Het Vlaams Belang is van oordeel dat de beslissing over de asielaanvraag enkel daadwerkelijk kan worden uitgevoerd wanneer asielzoekers in gesloten centra worden ondergebracht. Nu zou 85% van de uitgeprocedeerde asielzoekers in de illegaliteit terechtkomen. Bovendien merkt het Vlaams Belang op dat uitgeprocedeerde asielzoekers langdurig in opvangcentra verblijven omdat ze in cassatieberoep kunnen gaan bij de Raad van State. Hierdoor wordt de capaciteit van deze centra beperkt.

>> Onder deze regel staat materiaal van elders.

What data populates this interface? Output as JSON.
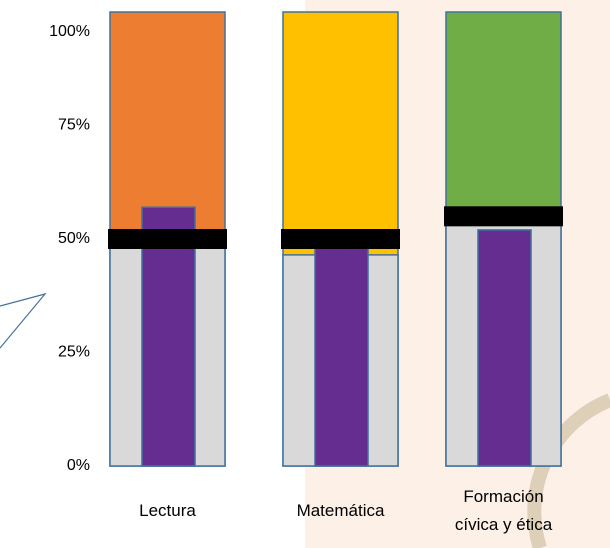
{
  "chart_data": {
    "type": "bullet",
    "categories": [
      "Lectura",
      "Matemática",
      "Formación cívica y ética"
    ],
    "ylim": [
      0,
      100
    ],
    "yticks": [
      {
        "value": 0,
        "label": "0%"
      },
      {
        "value": 25,
        "label": "25%"
      },
      {
        "value": 50,
        "label": "50%"
      },
      {
        "value": 75,
        "label": "75%"
      },
      {
        "value": 100,
        "label": "100%"
      }
    ],
    "series": [
      {
        "role": "range",
        "colors": [
          "#ed7d31",
          "#ffc000",
          "#70ad47"
        ],
        "values": [
          100,
          100,
          100
        ]
      },
      {
        "role": "band",
        "color": "#d9d9d9",
        "values": [
          48,
          46.5,
          53
        ]
      },
      {
        "role": "bar",
        "color": "#662d91",
        "values": [
          57,
          48,
          52
        ]
      },
      {
        "role": "marker",
        "color": "#000000",
        "values": [
          50,
          50,
          55
        ]
      }
    ]
  }
}
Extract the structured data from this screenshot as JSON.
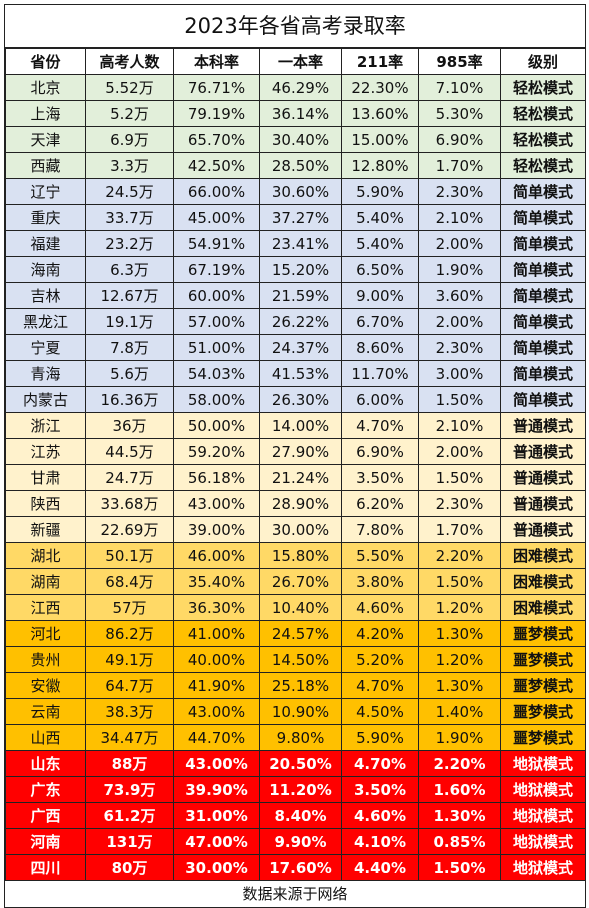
{
  "title": "2023年各省高考录取率",
  "headers": [
    "省份",
    "高考人数",
    "本科率",
    "一本率",
    "211率",
    "985率",
    "级别"
  ],
  "rows": [
    {
      "group": "easy",
      "cells": [
        "北京",
        "5.52万",
        "76.71%",
        "46.29%",
        "22.30%",
        "7.10%",
        "轻松模式"
      ]
    },
    {
      "group": "easy",
      "cells": [
        "上海",
        "5.2万",
        "79.19%",
        "36.14%",
        "13.60%",
        "5.30%",
        "轻松模式"
      ]
    },
    {
      "group": "easy",
      "cells": [
        "天津",
        "6.9万",
        "65.70%",
        "30.40%",
        "15.00%",
        "6.90%",
        "轻松模式"
      ]
    },
    {
      "group": "easy",
      "cells": [
        "西藏",
        "3.3万",
        "42.50%",
        "28.50%",
        "12.80%",
        "1.70%",
        "轻松模式"
      ]
    },
    {
      "group": "simple",
      "cells": [
        "辽宁",
        "24.5万",
        "66.00%",
        "30.60%",
        "5.90%",
        "2.30%",
        "简单模式"
      ]
    },
    {
      "group": "simple",
      "cells": [
        "重庆",
        "33.7万",
        "45.00%",
        "37.27%",
        "5.40%",
        "2.10%",
        "简单模式"
      ]
    },
    {
      "group": "simple",
      "cells": [
        "福建",
        "23.2万",
        "54.91%",
        "23.41%",
        "5.40%",
        "2.00%",
        "简单模式"
      ]
    },
    {
      "group": "simple",
      "cells": [
        "海南",
        "6.3万",
        "67.19%",
        "15.20%",
        "6.50%",
        "1.90%",
        "简单模式"
      ]
    },
    {
      "group": "simple",
      "cells": [
        "吉林",
        "12.67万",
        "60.00%",
        "21.59%",
        "9.00%",
        "3.60%",
        "简单模式"
      ]
    },
    {
      "group": "simple",
      "cells": [
        "黑龙江",
        "19.1万",
        "57.00%",
        "26.22%",
        "6.70%",
        "2.00%",
        "简单模式"
      ]
    },
    {
      "group": "simple",
      "cells": [
        "宁夏",
        "7.8万",
        "51.00%",
        "24.37%",
        "8.60%",
        "2.30%",
        "简单模式"
      ]
    },
    {
      "group": "simple",
      "cells": [
        "青海",
        "5.6万",
        "54.03%",
        "41.53%",
        "11.70%",
        "3.00%",
        "简单模式"
      ]
    },
    {
      "group": "simple",
      "cells": [
        "内蒙古",
        "16.36万",
        "58.00%",
        "26.30%",
        "6.00%",
        "1.50%",
        "简单模式"
      ]
    },
    {
      "group": "normal",
      "cells": [
        "浙江",
        "36万",
        "50.00%",
        "14.00%",
        "4.70%",
        "2.10%",
        "普通模式"
      ]
    },
    {
      "group": "normal",
      "cells": [
        "江苏",
        "44.5万",
        "59.20%",
        "27.90%",
        "6.90%",
        "2.00%",
        "普通模式"
      ]
    },
    {
      "group": "normal",
      "cells": [
        "甘肃",
        "24.7万",
        "56.18%",
        "21.24%",
        "3.50%",
        "1.50%",
        "普通模式"
      ]
    },
    {
      "group": "normal",
      "cells": [
        "陕西",
        "33.68万",
        "43.00%",
        "28.90%",
        "6.20%",
        "2.30%",
        "普通模式"
      ]
    },
    {
      "group": "normal",
      "cells": [
        "新疆",
        "22.69万",
        "39.00%",
        "30.00%",
        "7.80%",
        "1.70%",
        "普通模式"
      ]
    },
    {
      "group": "hard",
      "cells": [
        "湖北",
        "50.1万",
        "46.00%",
        "15.80%",
        "5.50%",
        "2.20%",
        "困难模式"
      ]
    },
    {
      "group": "hard",
      "cells": [
        "湖南",
        "68.4万",
        "35.40%",
        "26.70%",
        "3.80%",
        "1.50%",
        "困难模式"
      ]
    },
    {
      "group": "hard",
      "cells": [
        "江西",
        "57万",
        "36.30%",
        "10.40%",
        "4.60%",
        "1.20%",
        "困难模式"
      ]
    },
    {
      "group": "nightmare",
      "cells": [
        "河北",
        "86.2万",
        "41.00%",
        "24.57%",
        "4.20%",
        "1.30%",
        "噩梦模式"
      ]
    },
    {
      "group": "nightmare",
      "cells": [
        "贵州",
        "49.1万",
        "40.00%",
        "14.50%",
        "5.20%",
        "1.20%",
        "噩梦模式"
      ]
    },
    {
      "group": "nightmare",
      "cells": [
        "安徽",
        "64.7万",
        "41.90%",
        "25.18%",
        "4.70%",
        "1.30%",
        "噩梦模式"
      ]
    },
    {
      "group": "nightmare",
      "cells": [
        "云南",
        "38.3万",
        "43.00%",
        "10.90%",
        "4.50%",
        "1.40%",
        "噩梦模式"
      ]
    },
    {
      "group": "nightmare",
      "cells": [
        "山西",
        "34.47万",
        "44.70%",
        "9.80%",
        "5.90%",
        "1.90%",
        "噩梦模式"
      ]
    },
    {
      "group": "hell",
      "cells": [
        "山东",
        "88万",
        "43.00%",
        "20.50%",
        "4.70%",
        "2.20%",
        "地狱模式"
      ]
    },
    {
      "group": "hell",
      "cells": [
        "广东",
        "73.9万",
        "39.90%",
        "11.20%",
        "3.50%",
        "1.60%",
        "地狱模式"
      ]
    },
    {
      "group": "hell",
      "cells": [
        "广西",
        "61.2万",
        "31.00%",
        "8.40%",
        "4.60%",
        "1.30%",
        "地狱模式"
      ]
    },
    {
      "group": "hell",
      "cells": [
        "河南",
        "131万",
        "47.00%",
        "9.90%",
        "4.10%",
        "0.85%",
        "地狱模式"
      ]
    },
    {
      "group": "hell",
      "cells": [
        "四川",
        "80万",
        "30.00%",
        "17.60%",
        "4.40%",
        "1.50%",
        "地狱模式"
      ]
    }
  ],
  "group_colors": {
    "easy": "#e2efda",
    "simple": "#d9e1f2",
    "normal": "#fff2cc",
    "hard": "#ffd966",
    "nightmare": "#ffc000",
    "hell": "#ff0000"
  },
  "footer": "数据来源于网络"
}
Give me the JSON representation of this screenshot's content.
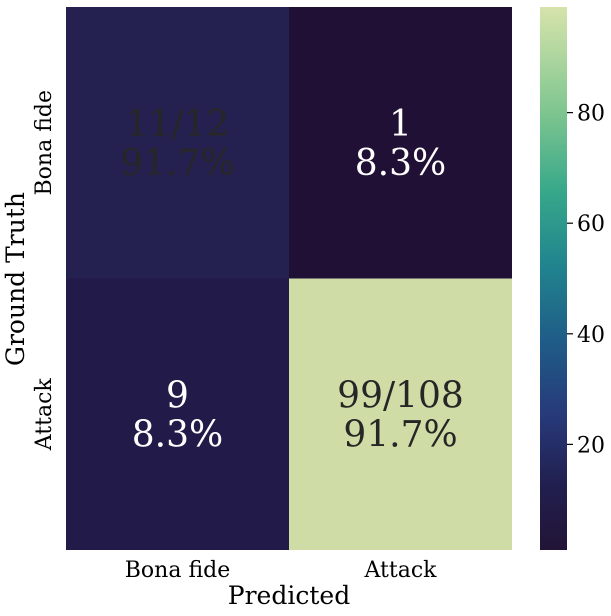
{
  "chart_data": {
    "type": "heatmap",
    "xlabel": "Predicted",
    "ylabel": "Ground Truth",
    "x_categories": [
      "Bona fide",
      "Attack"
    ],
    "y_categories": [
      "Bona fide",
      "Attack"
    ],
    "values_percent": [
      [
        91.7,
        8.3
      ],
      [
        8.3,
        91.7
      ]
    ],
    "cells": [
      [
        {
          "line1": "11/12",
          "line2": "91.7%"
        },
        {
          "line1": "1",
          "line2": "8.3%"
        }
      ],
      [
        {
          "line1": "9",
          "line2": "8.3%"
        },
        {
          "line1": "99/108",
          "line2": "91.7%"
        }
      ]
    ],
    "colorbar": {
      "range": [
        0.9,
        99.1
      ],
      "ticks": [
        20,
        40,
        60,
        80
      ],
      "tick_labels": [
        "20",
        "40",
        "60",
        "80"
      ],
      "colormap": "crest-like (dark navy to pale green)"
    },
    "colors": {
      "cell_00": "#242151",
      "cell_01": "#211035",
      "cell_10": "#221a49",
      "cell_11": "#cfdca6",
      "text_light": "#ffffff",
      "text_dark": "#262626"
    },
    "title": ""
  }
}
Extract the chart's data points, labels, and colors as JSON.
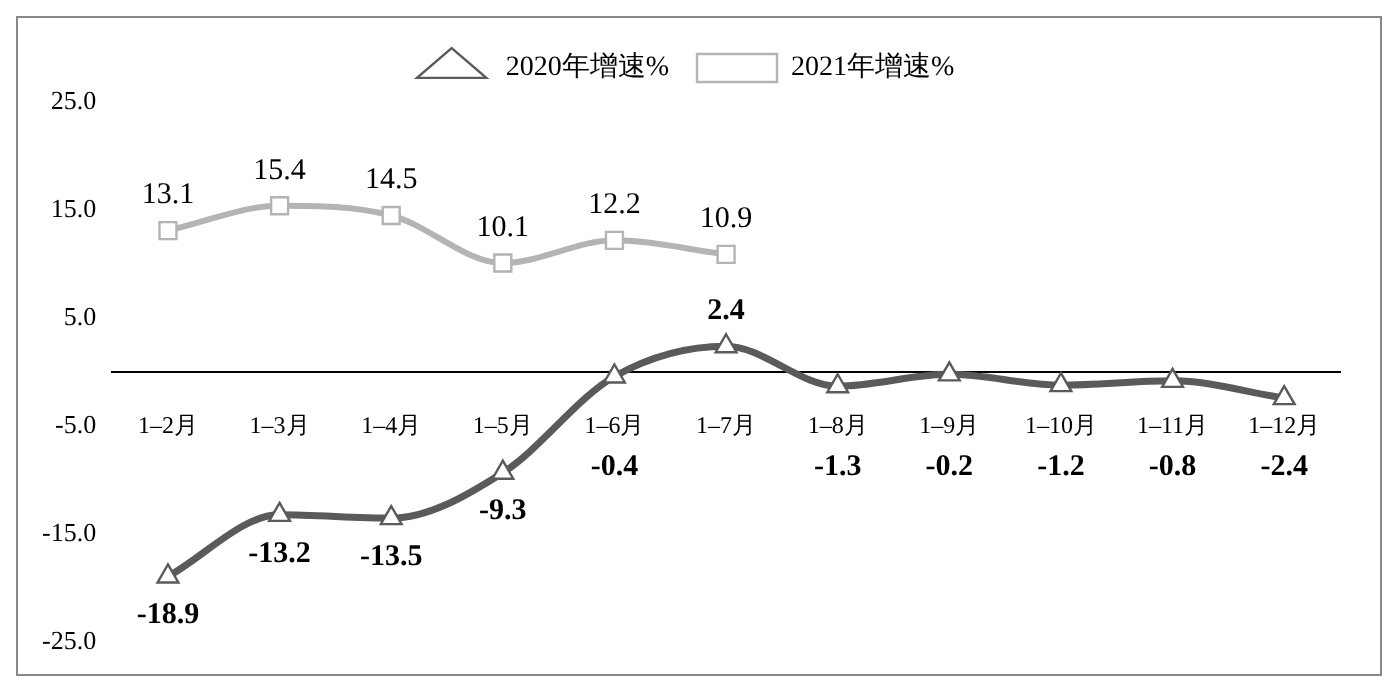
{
  "chart_data": {
    "type": "line",
    "categories": [
      "1–2月",
      "1–3月",
      "1–4月",
      "1–5月",
      "1–6月",
      "1–7月",
      "1–8月",
      "1–9月",
      "1–10月",
      "1–11月",
      "1–12月"
    ],
    "series": [
      {
        "name": "2020年增速%",
        "color": "#5a5a5a",
        "marker": "triangle",
        "values": [
          -18.9,
          -13.2,
          -13.5,
          -9.3,
          -0.4,
          2.4,
          -1.3,
          -0.2,
          -1.2,
          -0.8,
          -2.4
        ]
      },
      {
        "name": "2021年增速%",
        "color": "#b4b4b4",
        "marker": "square",
        "values": [
          13.1,
          15.4,
          14.5,
          10.1,
          12.2,
          10.9,
          null,
          null,
          null,
          null,
          null
        ]
      }
    ],
    "ylim": [
      -25,
      25
    ],
    "yticks": [
      {
        "value": -25,
        "label": "-25.0"
      },
      {
        "value": -15,
        "label": "-15.0"
      },
      {
        "value": -5,
        "label": "-5.0"
      },
      {
        "value": 5,
        "label": "5.0"
      },
      {
        "value": 15,
        "label": "15.0"
      },
      {
        "value": 25,
        "label": "25.0"
      }
    ],
    "grid": false,
    "legend": "top",
    "data_labels": true
  }
}
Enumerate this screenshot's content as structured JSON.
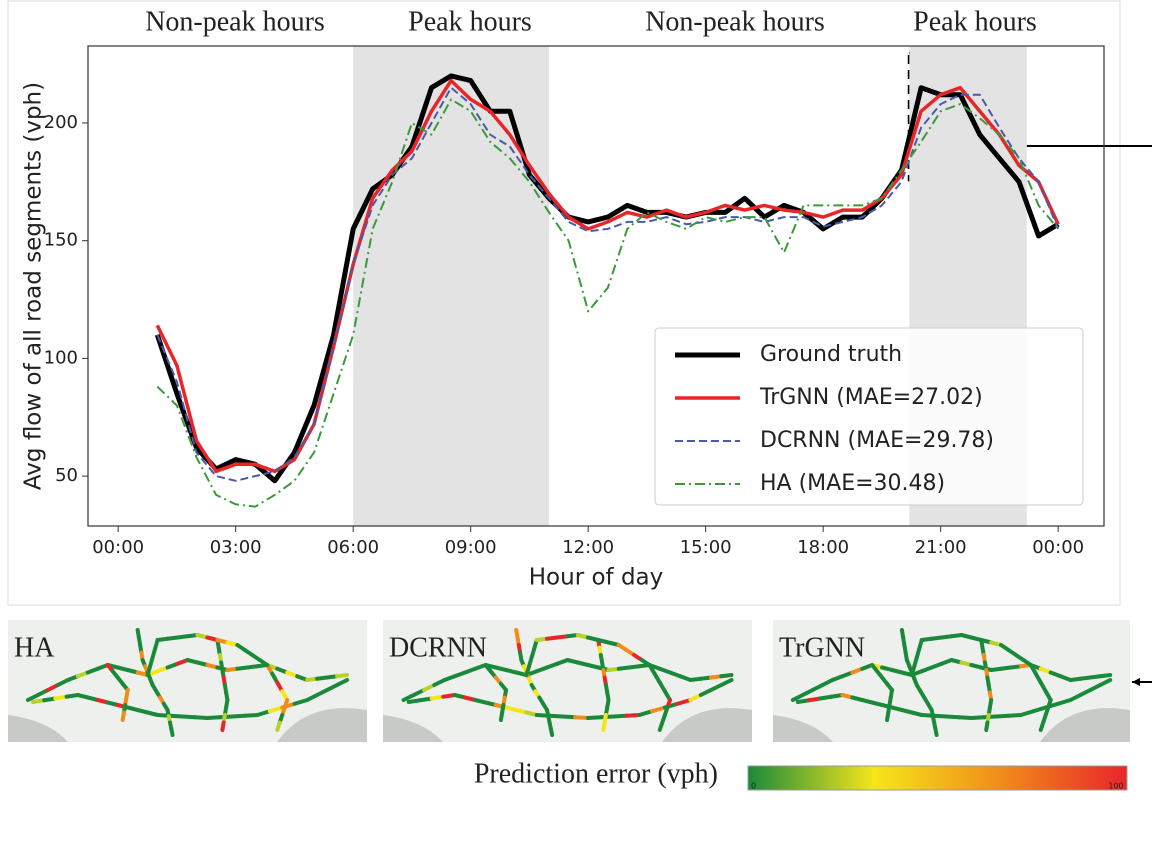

Het voorstel van het Vlaams Belang om asielzoekers in gesloten centra op te vangen mag niet verward worden met de opvang in de bestaande gesloten uitzettingcentra voor uitgeprocedeerde asielzoekers. Het zal eerst en vooral gaan om kortere periodes, want het Vlaams Belang wil een nog snellere afhandeling van de asielprocedures dan wordt voorzien in de wet die dit jaar van kracht wordt. Daarnaast zouden de opvangvoorzieningen ook veel humaner zijn. Wordt de aanvraag tot asiel afgewezen door de nog op te richten Raad voor Vreemdelingenbetwistingen, dan moet volgens het Vlaams Belang de uit te wijzen vreemdeling worden ondergebracht in een gesloten uitzettingcentrum. Op die manier worden de opvangcentra niet langer door uitgewezen asielzoekers bezet.

Het Vlaams Belang zal daarom tegen dit ontwerp stemmen. Dit ontwerp hangt immers samen met het andere, niet geëvoceerde ontwerp. Het is niet verzoenbaar met onze visie op een rechtvaardig, maar streng asielbeleid.

-De algemene bespreking is gesloten.